Published: Thursday, March 27, 2014 1:15 a.m. CDT • Updated: Thursday, March 27, 2014 9:02 a.m. CDT

Of the more than 2,000 bills introduced this session of the Illinois General Assembly, one that would bar registered sex offenders from attending county fairs deserves a “fair” hearing.

The bill has its roots in a situation that was observed this past August at the Whiteside County Fair in Morrison.

It was there that Seth Janssen, a Whiteside County deputy sheriff, saw something that disturbed him as he manned a fair booth.

Janssen recognized a sex offender working at a separate booth. The offender, who was then awaiting sentencing for violating the sex offender registration act, was interacting with a young girl.

Janssen notified State’s Attorney Trish Joyce about what he saw.

Current law states that registered sex offenders “can’t knowingly operate, manage, be associated with, or be employed by the county fair when persons under 18 are present.”

The statute is not restrictive enough to cover the behavior witnessed by the deputy.

Uneasy about that, Janssen, Joyce, and Sheriff Kelly Wilhelmi got behind an effort to tighten the law to further protect children from sex offenders.

The legislation that they support, sponsored by state Rep.

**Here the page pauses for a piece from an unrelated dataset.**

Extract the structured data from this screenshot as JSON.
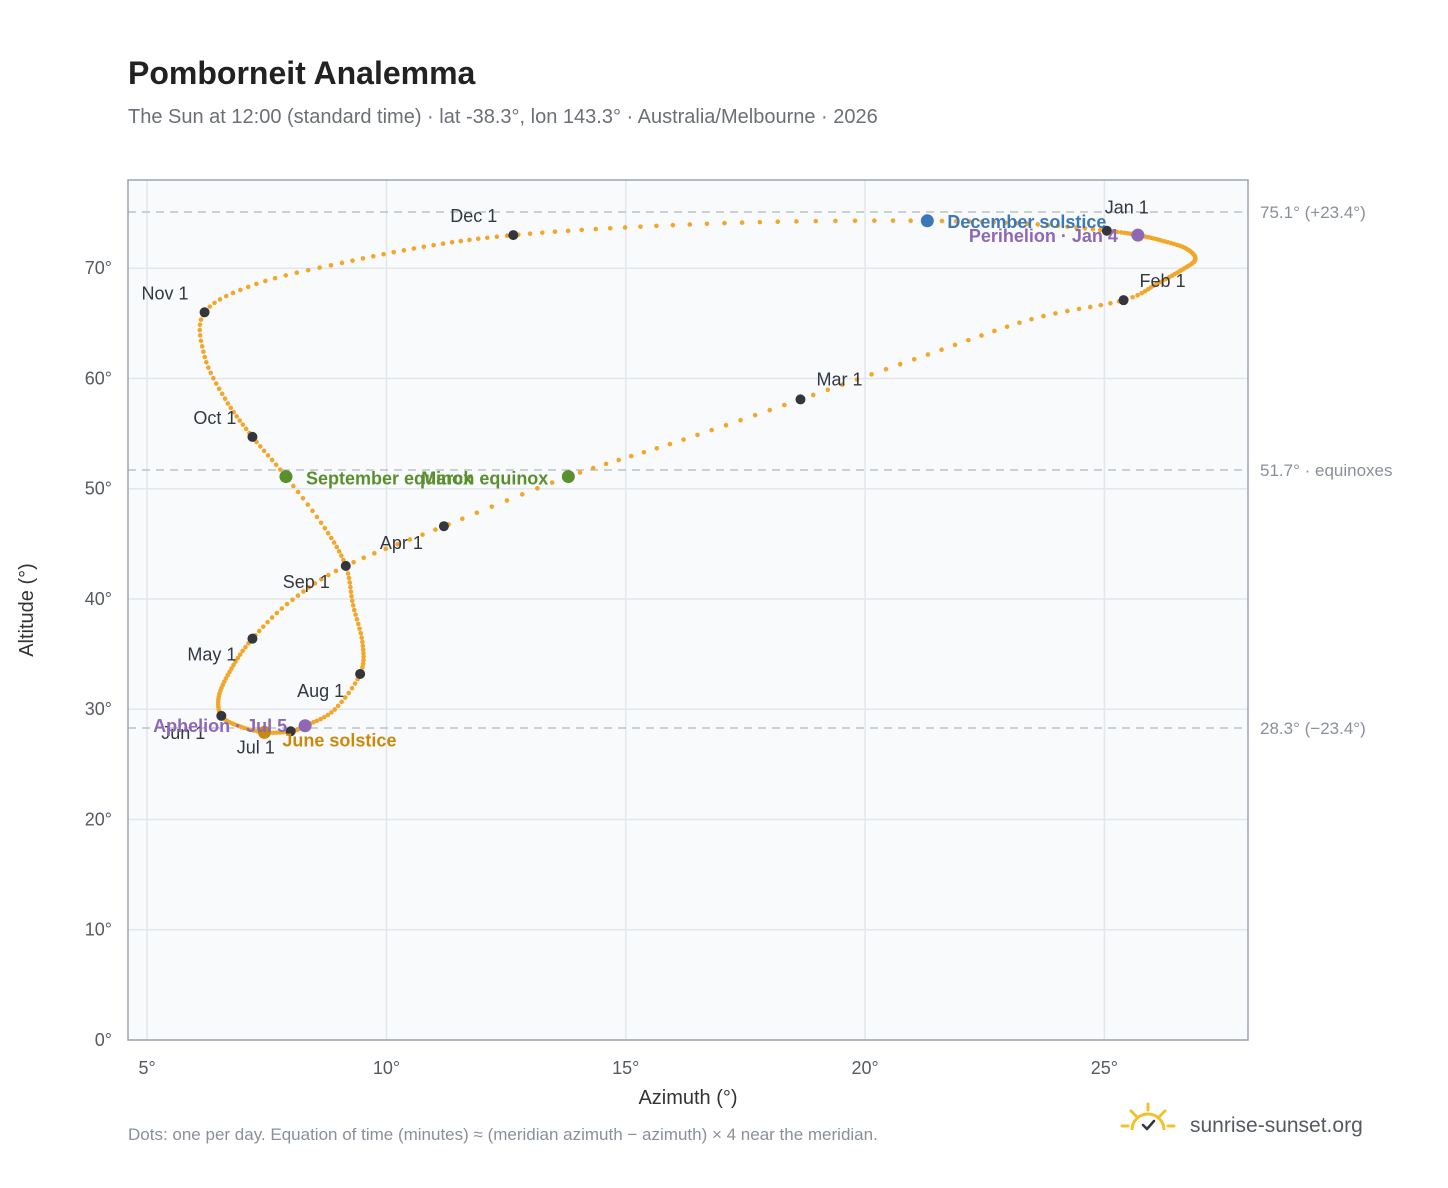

Mike Smiddy, D-Hillsdale, would prohibit sex offenders from going to any county fair, period, or being within 500 feet of one.

Janssen, Joyce and Wilhelmi were scheduled to testify in favor of the bill earlier this week in Springfield. And we certainly hope that the bill to ban sex offenders from county fairs receives a “fair” hearing from legislators.

The bill prompts the question, Why was this situation not included in the original legislation that prohibits sex offenders from being in close proximity to children?

Are there other circumstances, waiting to be observed by sharp-eyed law enforcement officers, that should be included in the list of forbidden places for sex offenders?

And frankly, where does the state draw the line so it does not go too far in legislating such things?

This is a discussion that legislators, law enforcement, and prosecutors should have.

We encourage legislators and law enforcement personnel to put together a comprehensive, common-sense revision of the law, rather than be content with only a piecemeal approach.